Many church rules, including the chastity rule, are relics of the days when all people in the western world were either aristocrats or peasants. The world has changed in many ways and the Church has adopted many new ways, like computers and jet plane travel, even by his Holiness. But the Church still clings to some of the old ways and shuns enlightenment. For instance, the Church approves of "birth control" as long as it's practiced by an ancient means so ineffective Catholics joke about it. They call it "the rhythm system," a.k.a. Vatican roulette.

God reveals to us little about himself beyond what was said by that busy son of his during his visit to our planet. Jesus sure got our attention. However, there's one thing about God we know from our personal experience. When God delivers our babies, he provides them all, male and female, with the equipment needed to reproduce when the time comes.

Most of us do it, but priests who stick to their vows aren't allowed to utilize all the facilities God gave them. Is being denied that God-given right not abnormal? If God equipped us to produce babies, should we not all be free to do so?
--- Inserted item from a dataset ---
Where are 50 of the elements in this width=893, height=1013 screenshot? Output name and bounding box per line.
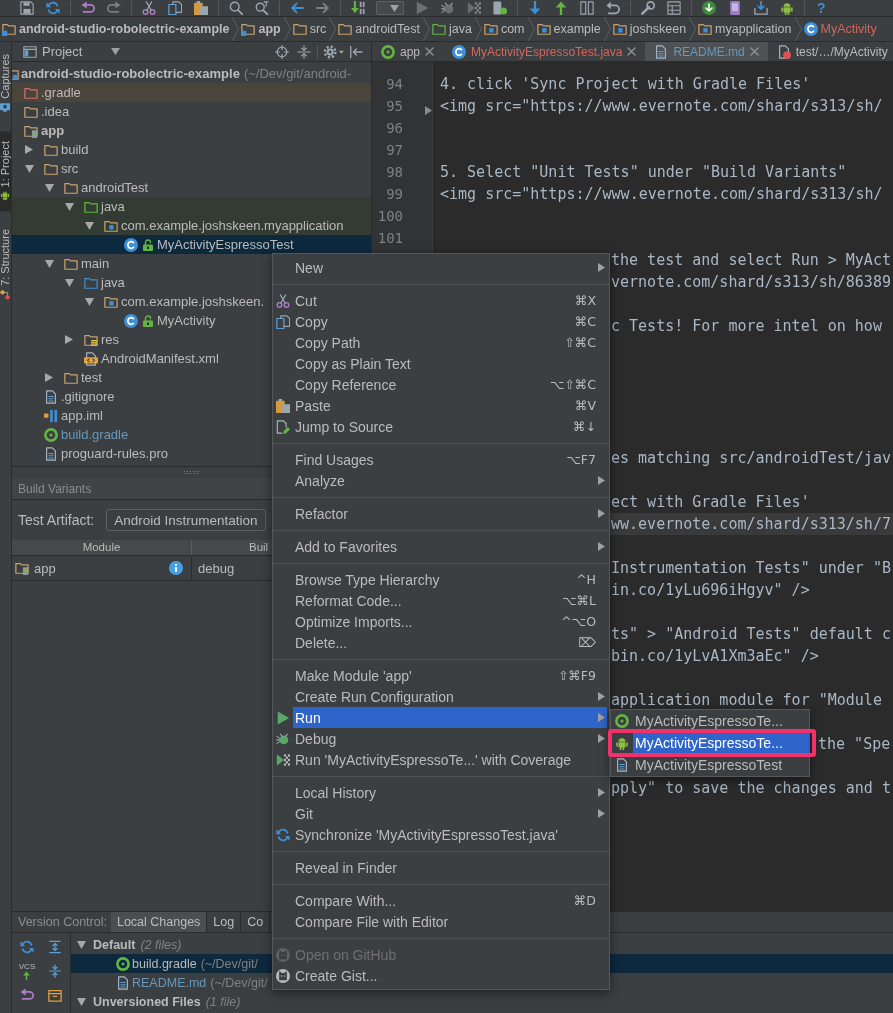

Wait, hold on a minute. If priests did it, the Church would have one heck of a logistics problem. Rectories, where priests live, would have to become apartment houses to accommodate all the families. The Church would have to pay each married priest a family-adequate wage, plus provide family medical insurance. The Church is already closing buildings to save heating costs and the expenses of fixing leaky roofs, etc. Am I outta my mind?

No, not entirely. Protestant clergy have spouses and kids. And how about those Eastern Rite Catholics?

And let it be noted, they don't have paedophile scandals, at least not on the scale we Pope loyalists do.